Henry Harrison Conroy was about five feet, six inches in height, rotund, 55 years of age, with a spare growth of taffy-colored hair on his head. His face was moon-like, the muscles sagging quite a bit now, and adorned with a huge, putty-like nose which was forever red. In dress he was a typical down-at-the-heel vaudevillian, an old-time tragedian in manner.
- W. C. Tuttle
"Henry Goes Arizona" was published in the February 23, 1935 issue of the weekly Argosy pulp magazine, a copy of which I happen to own. The seeming grammar error presumes that one "goes Arizona" as one "goes Hollywood." W. C. Tuttle was a veteran pulp writer who specialized, to be specific, in the western comedy detective genre. He'd already been writing such stories for something like twenty years, with Hashknife Hartley being his most enduring character. Henry Harrison Conroy may have passed Hashknife in popularity. Before 1935 was over he had graduated from novelettes to "book-length novels," i.e. serials, and regularly won the Argosy cover when a new serial began. After Argosy underwent a format change in the early 1940s, Tuttle moved Henry over to Short Stories, a biweekly pulp, and continued writing about the so-called "Shame of Arizona" at least until late 1948.
Henry's first cover: Argosy, September 14, 1935.
A less flattering, more comical cover introducing a 1937 serial
This one's from 1938, after Argosy abandoned its signature red band cover format.
While Short Stories published numerous Henry stories, this 1947 issue has the character's only cover story.
By 1939 Metro-Goldwyn-Mayer had recognized Argosy as a source of likely screen material. The studio had launched a successful film series based on Max Brand's re-launch of his Dr. Kildare character in a series of Argosy serials. M-G-M made movies of two Marco Page serials, Fast Company and Fast and Loose, about yet another husband-wife team of detectives. As Henry Harrison Conroy was one of Argosy's most popular recurring characters, he must have seemed a likely prospect for the Tiffany studio. Once Metro acquired the rights, the only real question was whether the studio would do the obvious and hire W. C. Fields to play Henry. The original story practically begs Fields to play the part, harping often on Henry's red nose, and the pulp character never deviates from a Fieldsian ideal, albeit in benevolent mode. For all we know, this came close to happening. We know that Fields was in negotiations with M-G-M for the title role in The Wizard of Oz. Had the great man taken that part, and had a contract come with it, he very likely may have played Henry. But he signed with Universal instead and did a comedy western of his own, or of Mae West's, in 1940. And as it turned out, the man who played the Wizard, Frank Morgan, also played Henry Harrison Conroy.

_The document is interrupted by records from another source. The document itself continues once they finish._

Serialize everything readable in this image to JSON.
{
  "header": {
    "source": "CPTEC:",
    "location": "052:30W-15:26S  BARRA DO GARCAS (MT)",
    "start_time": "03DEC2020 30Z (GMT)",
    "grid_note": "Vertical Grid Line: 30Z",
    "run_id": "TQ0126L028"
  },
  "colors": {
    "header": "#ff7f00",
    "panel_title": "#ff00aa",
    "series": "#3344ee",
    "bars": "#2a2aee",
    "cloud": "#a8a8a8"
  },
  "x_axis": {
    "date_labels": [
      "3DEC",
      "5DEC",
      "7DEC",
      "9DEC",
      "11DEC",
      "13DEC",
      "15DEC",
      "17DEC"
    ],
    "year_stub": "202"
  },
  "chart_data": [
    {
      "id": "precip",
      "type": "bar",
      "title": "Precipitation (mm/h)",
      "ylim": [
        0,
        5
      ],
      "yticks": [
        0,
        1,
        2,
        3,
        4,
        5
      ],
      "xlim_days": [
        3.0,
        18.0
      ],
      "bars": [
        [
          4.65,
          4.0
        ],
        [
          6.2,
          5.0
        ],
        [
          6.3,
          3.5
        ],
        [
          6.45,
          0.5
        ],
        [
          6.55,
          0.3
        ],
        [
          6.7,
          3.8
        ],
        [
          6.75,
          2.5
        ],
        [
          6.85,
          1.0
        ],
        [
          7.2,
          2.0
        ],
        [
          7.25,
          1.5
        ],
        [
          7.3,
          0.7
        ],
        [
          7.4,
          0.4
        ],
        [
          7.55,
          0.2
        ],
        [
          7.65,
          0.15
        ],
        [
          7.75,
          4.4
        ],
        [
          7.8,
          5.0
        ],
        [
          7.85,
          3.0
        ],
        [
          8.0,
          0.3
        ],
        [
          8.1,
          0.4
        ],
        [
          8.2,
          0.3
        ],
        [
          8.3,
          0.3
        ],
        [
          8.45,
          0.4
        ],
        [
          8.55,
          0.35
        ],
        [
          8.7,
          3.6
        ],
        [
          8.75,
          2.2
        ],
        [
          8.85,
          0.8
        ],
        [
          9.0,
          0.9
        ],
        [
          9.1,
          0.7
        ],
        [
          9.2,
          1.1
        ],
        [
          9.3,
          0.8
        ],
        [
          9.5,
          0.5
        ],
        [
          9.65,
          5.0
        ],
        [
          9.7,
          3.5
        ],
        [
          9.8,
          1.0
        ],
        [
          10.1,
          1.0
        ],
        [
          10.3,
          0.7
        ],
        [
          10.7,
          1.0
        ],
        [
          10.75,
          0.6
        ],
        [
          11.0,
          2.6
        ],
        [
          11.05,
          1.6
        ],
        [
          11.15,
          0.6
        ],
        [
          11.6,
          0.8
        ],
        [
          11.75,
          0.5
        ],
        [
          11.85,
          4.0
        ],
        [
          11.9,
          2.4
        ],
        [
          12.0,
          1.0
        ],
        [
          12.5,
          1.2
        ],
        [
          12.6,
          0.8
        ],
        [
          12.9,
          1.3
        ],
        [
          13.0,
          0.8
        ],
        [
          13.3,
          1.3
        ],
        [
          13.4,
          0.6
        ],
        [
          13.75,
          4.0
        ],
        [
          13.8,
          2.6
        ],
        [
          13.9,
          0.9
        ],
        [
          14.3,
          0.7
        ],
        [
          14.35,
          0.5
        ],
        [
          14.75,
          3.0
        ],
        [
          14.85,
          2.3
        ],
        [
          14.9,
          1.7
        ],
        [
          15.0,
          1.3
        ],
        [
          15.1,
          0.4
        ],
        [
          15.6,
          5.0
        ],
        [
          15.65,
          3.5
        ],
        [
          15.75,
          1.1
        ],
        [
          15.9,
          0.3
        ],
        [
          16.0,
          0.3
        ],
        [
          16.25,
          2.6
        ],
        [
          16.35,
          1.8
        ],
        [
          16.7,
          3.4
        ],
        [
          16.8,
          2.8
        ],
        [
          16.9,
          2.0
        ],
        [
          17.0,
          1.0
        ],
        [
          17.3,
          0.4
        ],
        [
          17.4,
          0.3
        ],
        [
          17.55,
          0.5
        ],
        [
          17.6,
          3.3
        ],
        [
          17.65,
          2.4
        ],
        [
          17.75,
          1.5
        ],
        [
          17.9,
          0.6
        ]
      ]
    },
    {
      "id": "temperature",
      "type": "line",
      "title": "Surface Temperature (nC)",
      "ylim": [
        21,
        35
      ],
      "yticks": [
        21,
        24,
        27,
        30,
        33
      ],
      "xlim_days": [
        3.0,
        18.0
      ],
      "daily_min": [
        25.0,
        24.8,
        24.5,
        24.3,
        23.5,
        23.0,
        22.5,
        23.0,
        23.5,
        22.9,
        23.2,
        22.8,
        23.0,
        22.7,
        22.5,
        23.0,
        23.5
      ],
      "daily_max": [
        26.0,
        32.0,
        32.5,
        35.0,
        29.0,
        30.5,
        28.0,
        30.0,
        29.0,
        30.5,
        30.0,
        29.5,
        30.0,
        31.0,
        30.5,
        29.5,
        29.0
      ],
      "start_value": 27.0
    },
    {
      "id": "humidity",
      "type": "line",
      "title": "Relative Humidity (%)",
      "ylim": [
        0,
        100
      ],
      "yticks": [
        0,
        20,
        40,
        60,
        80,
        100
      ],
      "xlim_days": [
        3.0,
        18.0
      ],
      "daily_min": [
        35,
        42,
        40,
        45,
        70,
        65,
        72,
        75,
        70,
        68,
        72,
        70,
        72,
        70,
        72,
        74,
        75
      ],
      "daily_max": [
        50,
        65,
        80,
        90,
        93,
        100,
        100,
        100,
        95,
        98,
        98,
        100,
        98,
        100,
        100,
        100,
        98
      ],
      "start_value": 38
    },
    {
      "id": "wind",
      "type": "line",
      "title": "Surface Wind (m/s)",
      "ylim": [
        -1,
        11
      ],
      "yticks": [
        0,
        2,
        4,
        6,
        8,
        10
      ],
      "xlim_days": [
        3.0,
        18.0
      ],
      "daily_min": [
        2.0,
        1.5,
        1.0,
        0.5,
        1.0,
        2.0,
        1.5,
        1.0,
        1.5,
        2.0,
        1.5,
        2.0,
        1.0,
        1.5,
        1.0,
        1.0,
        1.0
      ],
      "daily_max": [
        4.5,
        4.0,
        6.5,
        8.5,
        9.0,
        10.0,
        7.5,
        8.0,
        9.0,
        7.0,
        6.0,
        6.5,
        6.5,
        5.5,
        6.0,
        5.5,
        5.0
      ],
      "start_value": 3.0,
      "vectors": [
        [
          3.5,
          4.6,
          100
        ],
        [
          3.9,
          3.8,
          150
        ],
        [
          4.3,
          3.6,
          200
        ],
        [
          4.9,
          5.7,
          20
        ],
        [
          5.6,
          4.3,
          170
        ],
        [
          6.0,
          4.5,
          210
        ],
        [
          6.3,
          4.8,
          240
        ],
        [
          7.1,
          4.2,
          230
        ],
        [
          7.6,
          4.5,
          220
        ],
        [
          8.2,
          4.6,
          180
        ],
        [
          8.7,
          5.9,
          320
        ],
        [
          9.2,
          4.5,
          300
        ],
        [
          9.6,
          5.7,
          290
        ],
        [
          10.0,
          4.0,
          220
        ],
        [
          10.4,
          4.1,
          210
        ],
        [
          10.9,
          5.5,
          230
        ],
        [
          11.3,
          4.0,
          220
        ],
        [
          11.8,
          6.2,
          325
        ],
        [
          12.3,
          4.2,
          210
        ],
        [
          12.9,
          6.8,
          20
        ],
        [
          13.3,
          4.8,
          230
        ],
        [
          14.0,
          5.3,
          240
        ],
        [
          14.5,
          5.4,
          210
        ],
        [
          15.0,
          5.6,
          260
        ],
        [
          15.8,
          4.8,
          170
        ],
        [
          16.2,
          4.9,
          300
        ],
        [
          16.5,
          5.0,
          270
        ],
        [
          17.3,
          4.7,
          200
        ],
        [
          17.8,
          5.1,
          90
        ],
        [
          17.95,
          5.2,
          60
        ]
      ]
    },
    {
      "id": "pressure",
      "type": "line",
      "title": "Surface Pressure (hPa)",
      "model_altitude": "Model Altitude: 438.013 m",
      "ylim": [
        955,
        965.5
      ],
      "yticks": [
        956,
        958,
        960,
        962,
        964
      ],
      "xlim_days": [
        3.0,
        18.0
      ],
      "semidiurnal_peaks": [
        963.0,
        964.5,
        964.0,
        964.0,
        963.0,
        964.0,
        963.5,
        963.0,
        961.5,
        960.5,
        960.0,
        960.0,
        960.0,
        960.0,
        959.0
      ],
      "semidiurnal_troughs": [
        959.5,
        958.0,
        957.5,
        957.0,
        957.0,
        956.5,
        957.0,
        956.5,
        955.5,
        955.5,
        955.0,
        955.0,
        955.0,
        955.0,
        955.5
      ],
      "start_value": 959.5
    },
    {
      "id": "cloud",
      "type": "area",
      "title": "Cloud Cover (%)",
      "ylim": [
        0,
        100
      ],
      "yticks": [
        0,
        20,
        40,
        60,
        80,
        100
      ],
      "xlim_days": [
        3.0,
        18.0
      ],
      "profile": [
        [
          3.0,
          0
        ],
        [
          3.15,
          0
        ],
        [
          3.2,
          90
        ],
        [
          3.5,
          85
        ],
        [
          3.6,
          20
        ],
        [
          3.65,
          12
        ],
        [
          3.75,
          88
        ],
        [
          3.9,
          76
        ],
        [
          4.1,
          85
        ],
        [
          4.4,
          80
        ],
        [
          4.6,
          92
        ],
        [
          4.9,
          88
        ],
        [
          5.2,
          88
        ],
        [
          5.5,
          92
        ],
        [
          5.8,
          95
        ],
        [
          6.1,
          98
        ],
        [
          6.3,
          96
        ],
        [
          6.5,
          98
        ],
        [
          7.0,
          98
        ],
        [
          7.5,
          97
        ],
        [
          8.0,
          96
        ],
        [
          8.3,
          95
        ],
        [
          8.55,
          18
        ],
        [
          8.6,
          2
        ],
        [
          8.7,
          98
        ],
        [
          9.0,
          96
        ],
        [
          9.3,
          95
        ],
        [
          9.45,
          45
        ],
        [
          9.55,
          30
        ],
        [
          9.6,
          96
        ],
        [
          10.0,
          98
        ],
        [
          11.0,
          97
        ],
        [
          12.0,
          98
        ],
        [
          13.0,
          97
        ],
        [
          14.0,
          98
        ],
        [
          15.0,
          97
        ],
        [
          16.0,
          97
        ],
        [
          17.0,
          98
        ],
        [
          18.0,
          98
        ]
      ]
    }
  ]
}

I think Frank Morgan could have played a more authentic Henry. Tuttle's character has a self-deprecating attitude toward himself and a bemused attitude toward everything happening around him, especially once, in later stories, he's made the sheriff of Wild Horse County. He has more cunning than most give him credit for, or else how could he solve all those mysteries, but his preposterous appearance and laid-back demeanor keep him on the brink of recall and earn the county the "Shame of Arizona" label that stuck with the series to the end. In short, imagine what Fields could have done as Henry, and I think Morgan could have done something similar. But the screenplay reduces Henry to a fuddy-duddy fraidy-cat until he's shamed into taking a stand and uses his makeup kit to lure his enemy into a trap. In the original story Henry charges into a burning bank because he suspects a corpse will be found inside. The film keeps some incidents from the story, including a banquet that ends with an assassination attempt and Henry mistaking catsup for blood. It also expands on a bit in which Henry takes a tumble while dismounting a horse, showing us his difficulties in climbing aboard in the first place, but Morgan isn't enough of a physical comic to keep the pratfalls interesting. Just about nothing is as it should be in this picture, and yet it shouldn't have been hard at all. For all the times when Hollywood improved on pulp or slick magazine material, there are also times like this one when Hollywood tried to improve on something that really was no masterpiece for starters and only managed to make it worse. As a result, Henry Goes Arizona stands forlornly alone while W. C. Tuttle kept on writing Henry stories for another decade. In this case, M-G-M should have left pulp fiction to the experts.